Size sokakta, çarşıda pazarda “Türkiye batıyor, bitiyor” karamsarlığını ve tezgahtarlığını yapanlara, çarenin milliyetçi hareket ve milli şuur etrafında şekillenen, yeni bir ekonomi modeliyle ve onun adil, hakkaniyetli ve vicdan üzere inşa edilmiş tezleriyle cevap verin.
Türkiye’nin dış politikası çöküyor diyenlere, Türk Dünyası’nın aydınlık ve ışıl ışıl parlayan gelecek vizyonuyla karşılık verin.
Çare buradadır, sadece Türkiye’nin değil dünyanın içinde bulunduğu buhrana çözümler bu çatı altındadır.
Bu kıymetli eserler, kitaplığınızda ya da bilgisayarınızda mahzun kalmasın. Onları taşıyın, gündemi siz belirleyin ve kuşaktan kuşağa aktarın.
Tam bu noktada bir gayrete daha ihtiyacımız var.
Bu kıymetli çalışmaların sayısını, adeta nefes bile almadan artırmak, her gün çeşitlenen ve insanlığı hedef alan sorunlar karşısında yeni tezler üreten bir zenginliğe ulaştırmak zorundayız.
Bizim kadrolarımız, okur-yazarından akademisyenine, entelektüel hayatımızın seçkin simalarına kadar her alanda bu zenginliği üretecek muhtevaya sahiptir.
Dertleşelim, ama dertler içinde boğulmayalım. Milletimize kulak verelim, ama asla sızlanmayalım.

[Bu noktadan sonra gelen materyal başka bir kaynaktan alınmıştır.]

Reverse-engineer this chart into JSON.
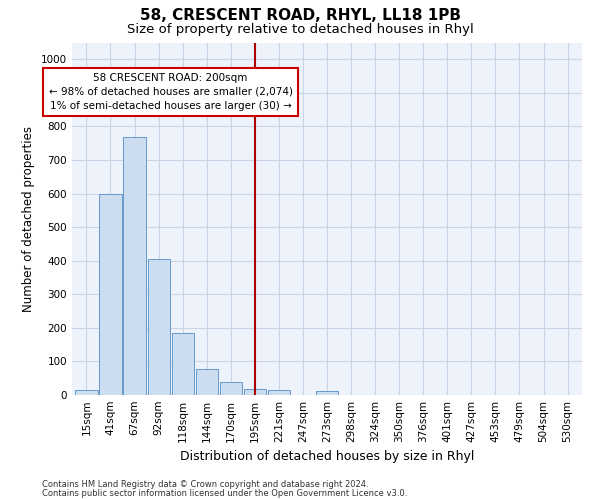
{
  "title": "58, CRESCENT ROAD, RHYL, LL18 1PB",
  "subtitle": "Size of property relative to detached houses in Rhyl",
  "xlabel": "Distribution of detached houses by size in Rhyl",
  "ylabel": "Number of detached properties",
  "categories": [
    "15sqm",
    "41sqm",
    "67sqm",
    "92sqm",
    "118sqm",
    "144sqm",
    "170sqm",
    "195sqm",
    "221sqm",
    "247sqm",
    "273sqm",
    "298sqm",
    "324sqm",
    "350sqm",
    "376sqm",
    "401sqm",
    "427sqm",
    "453sqm",
    "479sqm",
    "504sqm",
    "530sqm"
  ],
  "bar_heights": [
    15,
    600,
    770,
    405,
    185,
    78,
    38,
    18,
    14,
    0,
    13,
    0,
    0,
    0,
    0,
    0,
    0,
    0,
    0,
    0,
    0
  ],
  "bar_color": "#ccddf0",
  "bar_edge_color": "#6699cc",
  "grid_color": "#c8d4e8",
  "background_color": "#eef2fa",
  "vline_x_index": 7,
  "vline_color": "#aa0000",
  "annotation_line1": "58 CRESCENT ROAD: 200sqm",
  "annotation_line2": "← 98% of detached houses are smaller (2,074)",
  "annotation_line3": "1% of semi-detached houses are larger (30) →",
  "annotation_box_color": "#cc0000",
  "ylim": [
    0,
    1050
  ],
  "yticks": [
    0,
    100,
    200,
    300,
    400,
    500,
    600,
    700,
    800,
    900,
    1000
  ],
  "footer1": "Contains HM Land Registry data © Crown copyright and database right 2024.",
  "footer2": "Contains public sector information licensed under the Open Government Licence v3.0.",
  "title_fontsize": 11,
  "subtitle_fontsize": 9.5,
  "tick_fontsize": 7.5,
  "ylabel_fontsize": 8.5,
  "xlabel_fontsize": 9,
  "annotation_fontsize": 7.5,
  "footer_fontsize": 6
}
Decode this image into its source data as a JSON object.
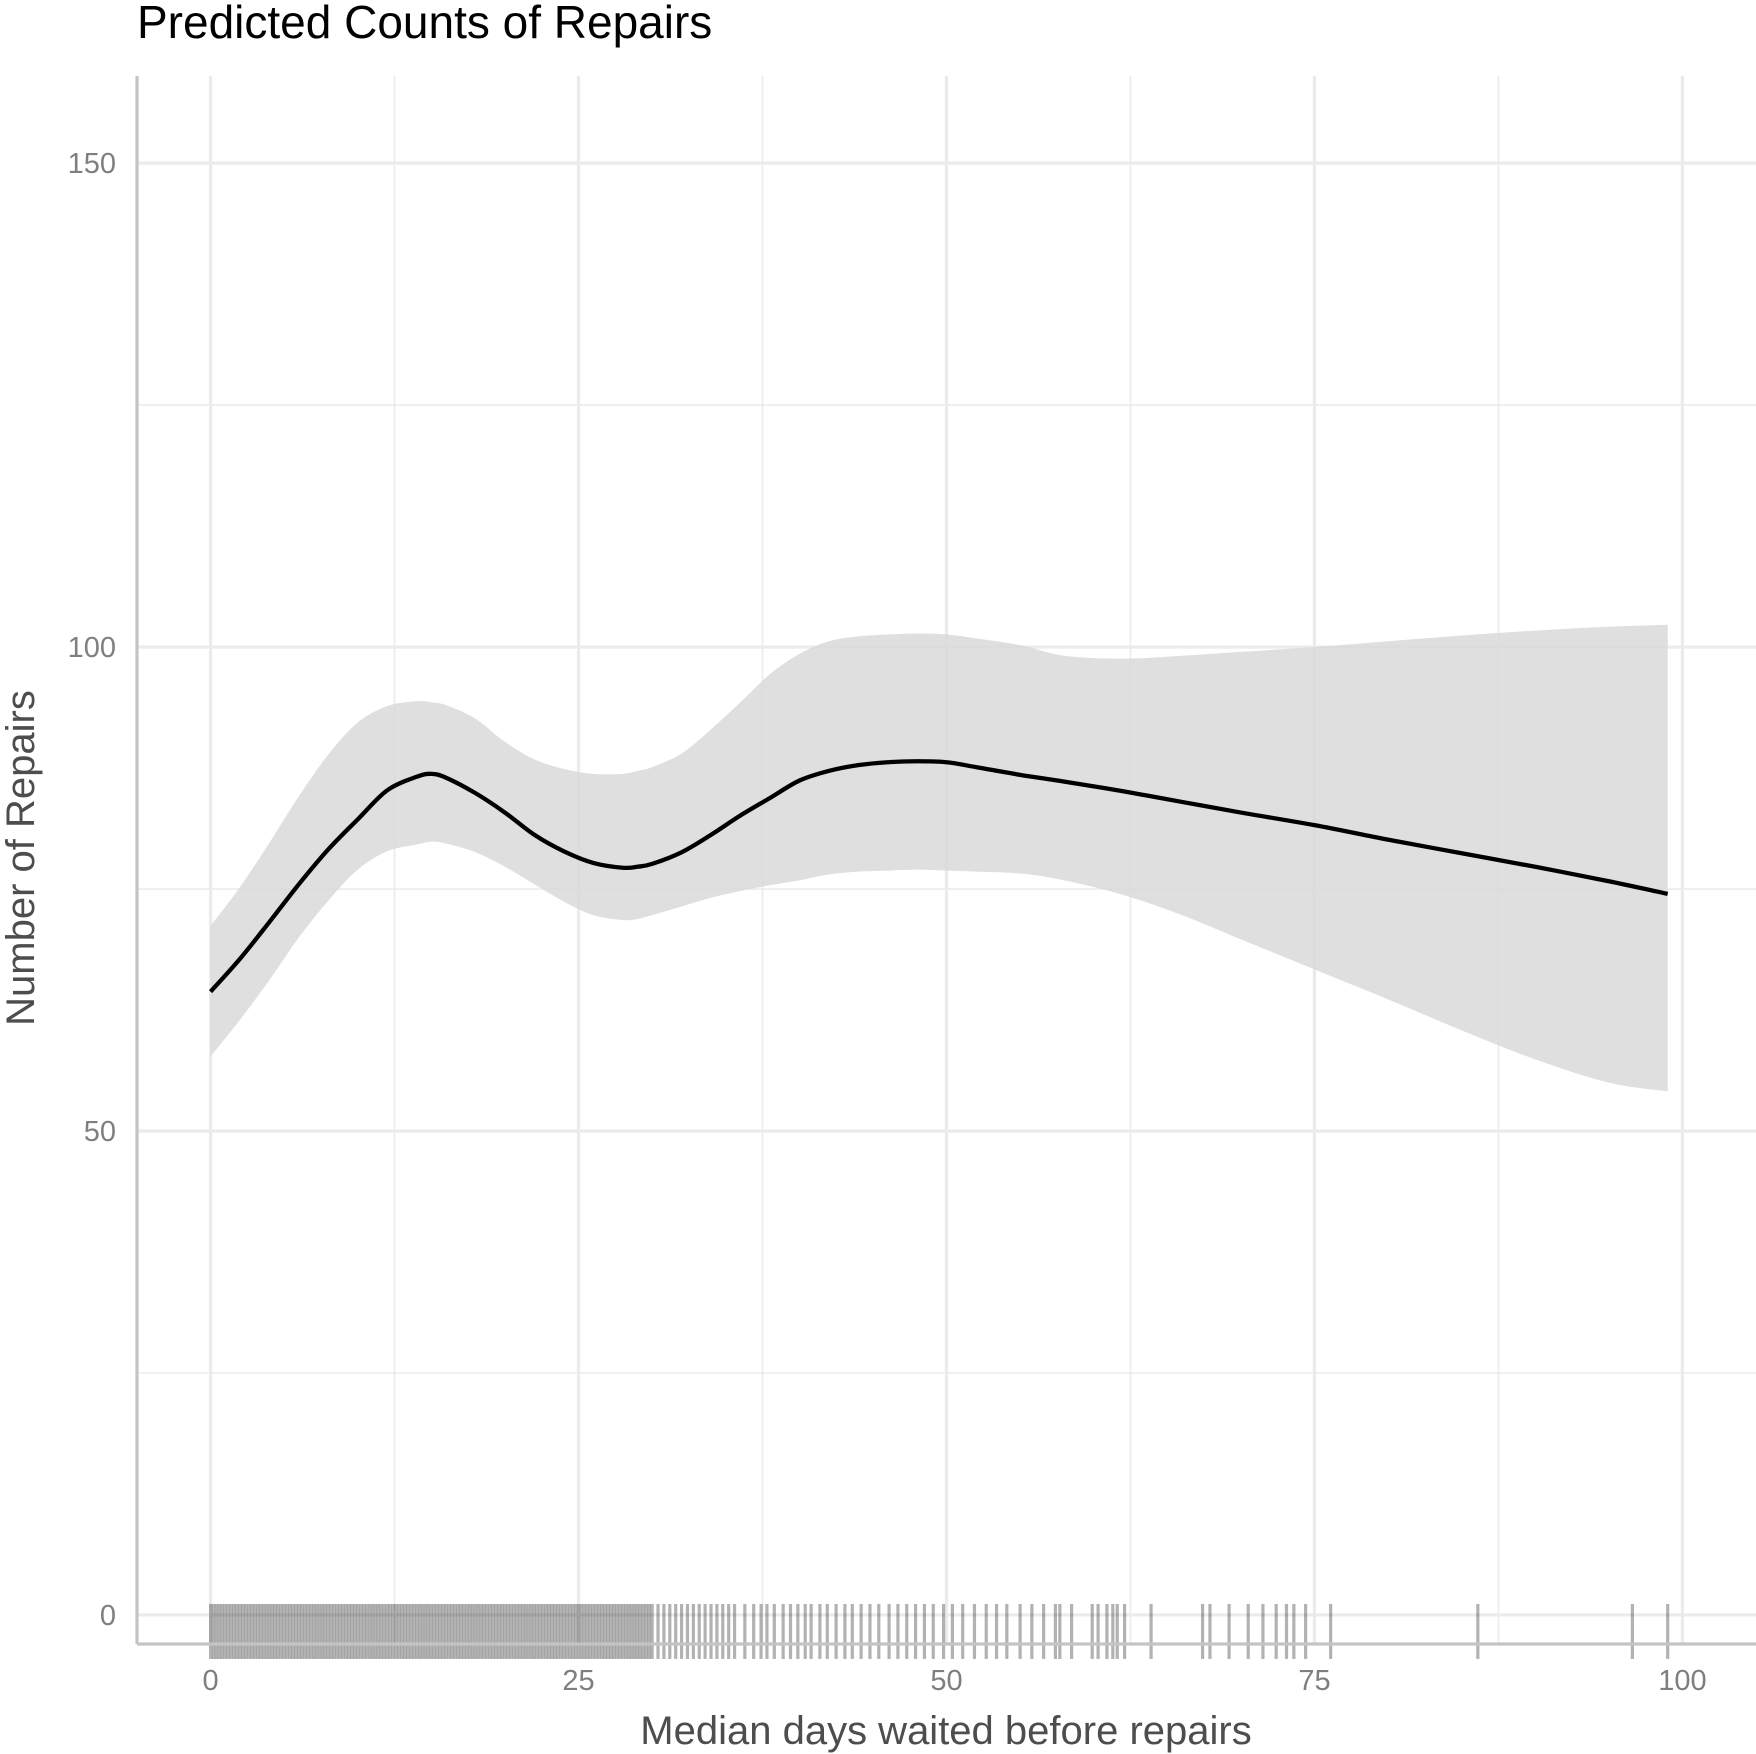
{
  "chart_data": {
    "type": "line",
    "title": "Predicted Counts of Repairs",
    "xlabel": "Median days waited before repairs",
    "ylabel": "Number of Repairs",
    "xlim": [
      -5,
      105
    ],
    "ylim": [
      -3,
      159
    ],
    "x_ticks": [
      0,
      25,
      50,
      75,
      100
    ],
    "y_ticks": [
      0,
      50,
      100,
      150
    ],
    "grid": true,
    "legend": "none",
    "colors": {
      "line": "#000000",
      "ribbon": "#d9d9d9",
      "grid": "#ebebeb",
      "axis": "#c4c4c4",
      "text": "#4d4d4d"
    },
    "series": [
      {
        "x": [
          0,
          2,
          4,
          6,
          8,
          10,
          12,
          14,
          15,
          16,
          18,
          20,
          22,
          24,
          26,
          28,
          29,
          30,
          32,
          34,
          36,
          38,
          40,
          42,
          44,
          46,
          48,
          50,
          52,
          55,
          58,
          62,
          66,
          70,
          75,
          80,
          85,
          90,
          95,
          99
        ],
        "y": [
          64.4,
          67.8,
          71.6,
          75.5,
          79.1,
          82.2,
          85.2,
          86.6,
          86.9,
          86.5,
          84.9,
          82.9,
          80.6,
          78.9,
          77.7,
          77.2,
          77.3,
          77.6,
          78.8,
          80.6,
          82.6,
          84.4,
          86.2,
          87.2,
          87.8,
          88.1,
          88.2,
          88.1,
          87.6,
          86.8,
          86.1,
          85.1,
          84.0,
          82.9,
          81.6,
          80.1,
          78.7,
          77.3,
          75.8,
          74.5
        ],
        "lower": [
          57.7,
          61.5,
          65.6,
          70.0,
          73.8,
          77.0,
          78.9,
          79.6,
          79.9,
          79.7,
          78.8,
          77.3,
          75.5,
          73.7,
          72.3,
          71.8,
          71.9,
          72.3,
          73.2,
          74.1,
          74.8,
          75.4,
          75.9,
          76.5,
          76.8,
          76.9,
          77.0,
          76.9,
          76.8,
          76.6,
          75.9,
          74.4,
          72.3,
          69.8,
          66.7,
          63.6,
          60.4,
          57.4,
          55.0,
          54.1
        ],
        "upper": [
          71.2,
          75.2,
          79.8,
          84.6,
          88.9,
          92.2,
          93.9,
          94.4,
          94.3,
          94.0,
          92.6,
          90.2,
          88.4,
          87.4,
          86.9,
          86.9,
          87.2,
          87.6,
          89.0,
          91.5,
          94.3,
          97.2,
          99.3,
          100.6,
          101.1,
          101.3,
          101.4,
          101.3,
          100.9,
          100.2,
          99.1,
          98.8,
          99.1,
          99.5,
          100.0,
          100.6,
          101.2,
          101.7,
          102.1,
          102.3
        ]
      }
    ],
    "rug": {
      "dense_ranges": [
        [
          0,
          30,
          0.2
        ],
        [
          30,
          36,
          0.4
        ]
      ],
      "x": [
        36.3,
        36.9,
        37.4,
        37.8,
        38.3,
        38.9,
        39.4,
        39.9,
        40.4,
        40.8,
        41.4,
        41.9,
        42.5,
        43.1,
        43.6,
        44.2,
        44.8,
        45.4,
        46.1,
        46.7,
        47.3,
        47.9,
        48.5,
        49.1,
        49.8,
        50.4,
        51.1,
        51.9,
        52.7,
        53.4,
        54.1,
        55.0,
        55.8,
        56.6,
        57.4,
        57.7,
        58.5,
        59.9,
        60.3,
        60.9,
        61.3,
        61.6,
        62.1,
        63.9,
        67.4,
        67.9,
        69.2,
        70.5,
        71.5,
        72.4,
        73.1,
        73.6,
        74.4,
        76.1,
        86.1,
        96.6,
        99.0
      ]
    }
  }
}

Çare üretelim, insanlığı sarıp sarmalayan zehirli sarmaşıkları söküp atacak kararlılık bizdedir, irade ve liderlik bizdedir.
Bu iki kıymetli çalışmaya katkısı olan tüm dava arkadaşlarıma huzurlarınızda kalbi teşekkürlerimi sunuyorum.
Bu çizgiyi takip ederek milli şuur ve ufkun derinleşmesi için eserler ve raporlar üretecek tüm kardeşlerimize şimdiden niyet ve gayretleri için dua ediyor, Allah kalemlerine kuvvet ve zihinlerine açıklık versin diyorum.”